Part of the problem is the cost of toys. Modern technology makes a lot of toys and opportunities available that were not an option 50 or 100 years ago. It used to be a radio, a record player, or a colour TV were the height of technological options. Families if they had money, had one car. Today, we have cellphones, computers, iPads, internet, DVD-BluRay players, multiple flat screen TVs, Netflix, two-car families (or more), microwave and food processor in the kitchen; where places like the Poconos, Atlantic City or Cedar Point became big as the destination of choice for average vacationers decades ago, by now we fly half-way around the world, or to another continent, for vacations.
To pay for this level of tech, we have seen a major demographic shift - very few women are stay-at-home any more, most couples both work.
I even attribute the recent mortgage meltdown to this “problem”. (Note I’m not complaining that women working is bad… au contraire). The cost of basic housing has slowly risen as the typical couple can pay more and more. This contributed to the continual rise in house prices that culminated in the bubble and meltdown in 2008.
When the couple both work, there is a massive amount of extra disposable income. With that disposable income, come the toys, the expensive house, the luxury model cars, the expensive vacations.
Add to this the loss of income implicit then when a career wife needs to take time off to have a child. Then there’s the additional expenses - either one spouse takes a work hiatus or they pay (expensive and hard-to-find) daycare. Activities like vacations become that much more expensive and inconvenient… etc. (OTOH, countries like Russia are even worse off demographically - having NO money and trying to live a middle class lifestyle is an even bigger incentive not to increase your long-term costs).
In the third world, children were the way to support yourself in your old age. In most western societies, savings, pensions, and government old age security payments take care of that instead. We’ve all heard the dire warnings - when old age security was dreamed up, there were 10 workers supporting each retiree. By the time the baby boomers are well into retirement, there will be 2 to 1.
Mao had to decree 1 child per family to curb Chinese (third world at the time) population growth. Middle class westerners are pretty much taking care of that problem without government decrees.

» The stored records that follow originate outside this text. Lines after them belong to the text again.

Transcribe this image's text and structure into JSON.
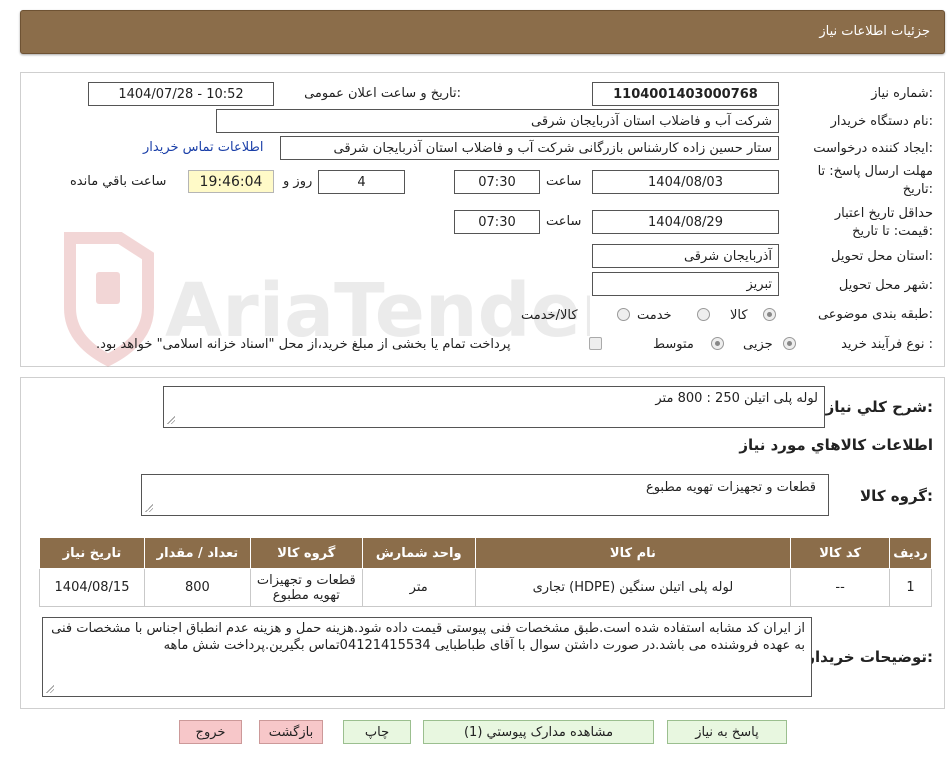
{
  "header": {
    "title": "جزئیات اطلاعات نیاز"
  },
  "watermark": {
    "text": "AriaTender.neT"
  },
  "form": {
    "need_number": {
      "label": "شماره نیاز:",
      "value": "1104001403000768"
    },
    "announce": {
      "label": "تاریخ و ساعت اعلان عمومی:",
      "value": "1404/07/28 - 10:52"
    },
    "buyer": {
      "label": "نام دستگاه خریدار:",
      "value": "شرکت آب و فاضلاب استان آذربایجان شرقی"
    },
    "requester": {
      "label": "ایجاد کننده درخواست:",
      "value": "ستار حسین زاده کارشناس بازرگانی شرکت آب و فاضلاب استان آذربایجان شرقی",
      "contact_link": "اطلاعات تماس خریدار"
    },
    "deadline": {
      "label_line1": "مهلت ارسال پاسخ: تا",
      "label_line2": "تاریخ:",
      "date": "1404/08/03",
      "time_label": "ساعت",
      "time": "07:30",
      "days": "4",
      "days_label": "روز و",
      "remaining": "19:46:04",
      "remaining_label": "ساعت باقي مانده"
    },
    "validity": {
      "label_line1": "حداقل تاریخ اعتبار",
      "label_line2": "قیمت: تا تاریخ:",
      "date": "1404/08/29",
      "time_label": "ساعت",
      "time": "07:30"
    },
    "province": {
      "label": "استان محل تحویل:",
      "value": "آذربایجان شرقی"
    },
    "city": {
      "label": "شهر محل تحویل:",
      "value": "تبریز"
    },
    "category": {
      "label": "طبقه بندی موضوعی:",
      "options": [
        "کالا",
        "خدمت",
        "کالا/خدمت"
      ],
      "selected": "کالا"
    },
    "process": {
      "label": "نوع فرآیند خرید :",
      "options": [
        "جزیی",
        "متوسط"
      ],
      "selected": "جزیی",
      "payment_note": "پرداخت تمام یا بخشی از مبلغ خرید،از محل \"اسناد خزانه اسلامی\" خواهد بود."
    }
  },
  "summary": {
    "label": "شرح کلي نياز:",
    "value": "لوله پلی اتیلن 250 : 800 متر",
    "items_heading": "اطلاعات کالاهاي مورد نياز",
    "group_label": "گروه کالا:",
    "group_value": "قطعات و تجهیزات تهویه مطبوع"
  },
  "table": {
    "headers": [
      "ردیف",
      "کد کالا",
      "نام کالا",
      "واحد شمارش",
      "گروه کالا",
      "تعداد / مقدار",
      "تاریخ نیاز"
    ],
    "rows": [
      {
        "row": "1",
        "code": "--",
        "name": "لوله پلی اتیلن سنگین (HDPE) تجاری",
        "unit": "متر",
        "group": "قطعات و تجهیزات تهویه مطبوع",
        "qty": "800",
        "date": "1404/08/15"
      }
    ]
  },
  "buyer_notes": {
    "label": "توضیحات خریدار:",
    "value": "از ایران کد مشابه استفاده شده است.طبق مشخصات فنی پیوستی قیمت داده شود.هزینه حمل و هزینه عدم انطباق اجناس با مشخصات فنی به عهده فروشنده می باشد.در صورت داشتن سوال با آقای طباطبایی 04121415534تماس بگیرین.پرداخت شش ماهه"
  },
  "buttons": {
    "reply": "پاسخ به نیاز",
    "attachments": "مشاهده مدارک پیوستي (1)",
    "print": "چاپ",
    "back": "بازگشت",
    "exit": "خروج"
  }
}
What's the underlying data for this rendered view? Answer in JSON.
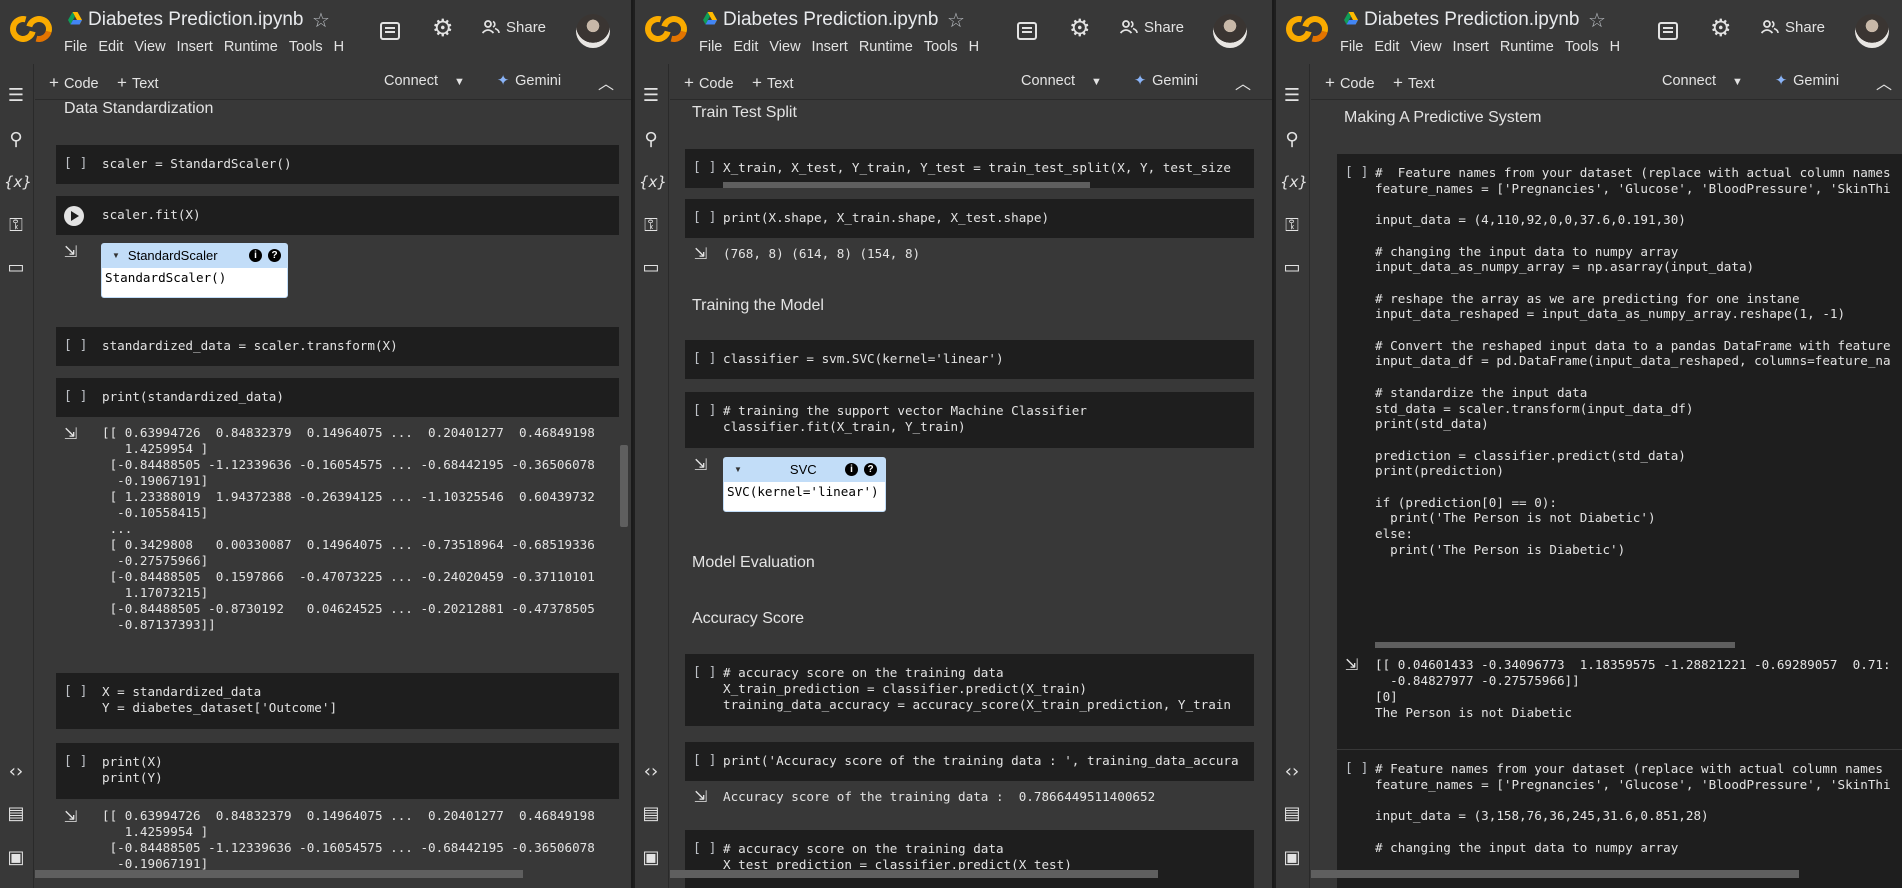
{
  "notebook": {
    "title": "Diabetes Prediction.ipynb",
    "menu": [
      "File",
      "Edit",
      "View",
      "Insert",
      "Runtime",
      "Tools",
      "H"
    ],
    "share_label": "Share",
    "toolbar": {
      "code_label": "Code",
      "text_label": "Text",
      "connect_label": "Connect",
      "gemini_label": "Gemini"
    }
  },
  "panel1": {
    "heading_standardization": "Data Standardization",
    "cell_scaler": "scaler = StandardScaler()",
    "cell_fit": "scaler.fit(X)",
    "widget_title": "StandardScaler",
    "widget_body": "StandardScaler()",
    "cell_transform": "standardized_data = scaler.transform(X)",
    "cell_print": "print(standardized_data)",
    "output_standardized": "[[ 0.63994726  0.84832379  0.14964075 ...  0.20401277  0.46849198\n   1.4259954 ]\n [-0.84488505 -1.12339636 -0.16054575 ... -0.68442195 -0.36506078\n  -0.19067191]\n [ 1.23388019  1.94372388 -0.26394125 ... -1.10325546  0.60439732\n  -0.10558415]\n ...\n [ 0.3429808   0.00330087  0.14964075 ... -0.73518964 -0.68519336\n  -0.27575966]\n [-0.84488505  0.1597866  -0.47073225 ... -0.24020459 -0.37110101\n   1.17073215]\n [-0.84488505 -0.8730192   0.04624525 ... -0.20212881 -0.47378505\n  -0.87137393]]",
    "cell_xy": "X = standardized_data\nY = diabetes_dataset['Outcome']",
    "cell_print_xy": "print(X)\nprint(Y)",
    "output_xy": "[[ 0.63994726  0.84832379  0.14964075 ...  0.20401277  0.46849198\n   1.4259954 ]\n [-0.84488505 -1.12339636 -0.16054575 ... -0.68442195 -0.36506078\n  -0.19067191]"
  },
  "panel2": {
    "heading_split": "Train Test Split",
    "cell_split": "X_train, X_test, Y_train, Y_test = train_test_split(X, Y, test_size",
    "cell_shape": "print(X.shape, X_train.shape, X_test.shape)",
    "output_shape": "(768, 8) (614, 8) (154, 8)",
    "heading_training": "Training the Model",
    "cell_classifier": "classifier = svm.SVC(kernel='linear')",
    "cell_fit": "# training the support vector Machine Classifier\nclassifier.fit(X_train, Y_train)",
    "widget_title": "SVC",
    "widget_body": "SVC(kernel='linear')",
    "heading_eval": "Model Evaluation",
    "heading_accuracy": "Accuracy Score",
    "cell_acc_train": "# accuracy score on the training data\nX_train_prediction = classifier.predict(X_train)\ntraining_data_accuracy = accuracy_score(X_train_prediction, Y_train",
    "cell_print_acc": "print('Accuracy score of the training data : ', training_data_accura",
    "output_acc": "Accuracy score of the training data :  0.7866449511400652",
    "cell_acc_test": "# accuracy score on the training data\nX_test_prediction = classifier.predict(X_test)"
  },
  "panel3": {
    "heading_predictive": "Making A Predictive System",
    "cell_predict_1": "#  Feature names from your dataset (replace with actual column names\nfeature_names = ['Pregnancies', 'Glucose', 'BloodPressure', 'SkinThi\n\ninput_data = (4,110,92,0,0,37.6,0.191,30)\n\n# changing the input data to numpy array\ninput_data_as_numpy_array = np.asarray(input_data)\n\n# reshape the array as we are predicting for one instane\ninput_data_reshaped = input_data_as_numpy_array.reshape(1, -1)\n\n# Convert the reshaped input data to a pandas DataFrame with feature\ninput_data_df = pd.DataFrame(input_data_reshaped, columns=feature_na\n\n# standardize the input data\nstd_data = scaler.transform(input_data_df)\nprint(std_data)\n\nprediction = classifier.predict(std_data)\nprint(prediction)\n\nif (prediction[0] == 0):\n  print('The Person is not Diabetic')\nelse:\n  print('The Person is Diabetic')",
    "output_predict_1": "[[ 0.04601433 -0.34096773  1.18359575 -1.28821221 -0.69289057  0.71:\n  -0.84827977 -0.27575966]]\n[0]\nThe Person is not Diabetic",
    "cell_predict_2": "# Feature names from your dataset (replace with actual column names\nfeature_names = ['Pregnancies', 'Glucose', 'BloodPressure', 'SkinThi\n\ninput_data = (3,158,76,36,245,31.6,0.851,28)\n\n# changing the input data to numpy array"
  },
  "colors": {
    "background": "#383838",
    "cell": "#1e1e1e",
    "accent_logo": "#f9ab00",
    "widget_header": "#c2ddf8"
  }
}
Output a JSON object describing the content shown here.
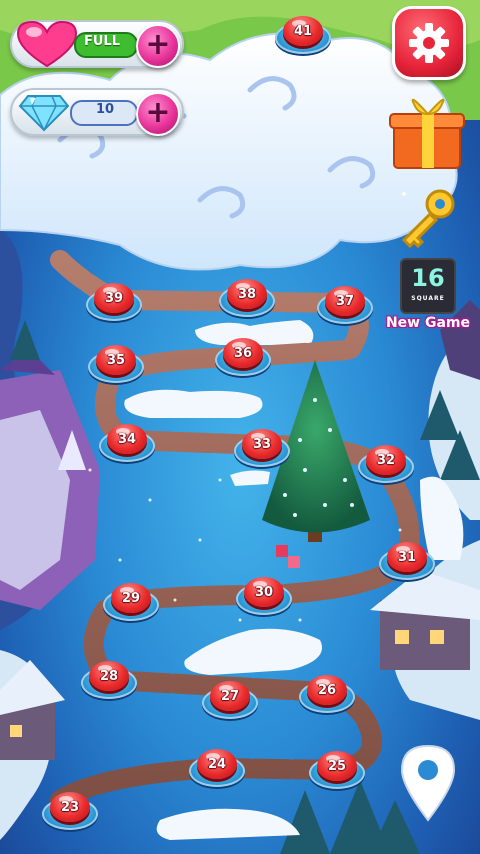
{
  "hud": {
    "lives": {
      "value": "FULL",
      "icon": "heart-icon"
    },
    "gems": {
      "value": "10",
      "icon": "diamond-icon"
    },
    "add_icon": "plus-icon"
  },
  "side_menu": {
    "settings_icon": "gear-icon",
    "gift_icon": "gift-icon",
    "key_icon": "key-icon",
    "promo": {
      "number": "16",
      "subtitle": "SQUARE",
      "label": "New Game"
    },
    "map_pin_icon": "map-pin-icon"
  },
  "levels": [
    {
      "n": "41"
    },
    {
      "n": "39"
    },
    {
      "n": "38"
    },
    {
      "n": "37"
    },
    {
      "n": "35"
    },
    {
      "n": "36"
    },
    {
      "n": "34"
    },
    {
      "n": "33"
    },
    {
      "n": "32"
    },
    {
      "n": "31"
    },
    {
      "n": "29"
    },
    {
      "n": "30"
    },
    {
      "n": "28"
    },
    {
      "n": "27"
    },
    {
      "n": "26"
    },
    {
      "n": "24"
    },
    {
      "n": "25"
    },
    {
      "n": "23"
    }
  ],
  "colors": {
    "level_button": "#e92b2b",
    "settings_button": "#e6243a",
    "plus_button": "#e8349a",
    "ice_water": "#3aa6e6"
  }
}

Fortunately, unlike some european countries, North America still attracts and allows a huge amount of immigration. This to some extent compensates for the demographic bust; but to the consternation of the futzy traditionalists, the ethnic mix is not the same as “the good old days”.
So to the OP, the issue is not that we let in too many immigrants recently. The issue is that we don’t produce home-grown population at the old rate; and the immigrants take a generation or so to adopt that attitude of restraint. And, of course, unlike the very very old days where a lot of the immigration was from northern Europe, the new immigrants are more visibly “new”.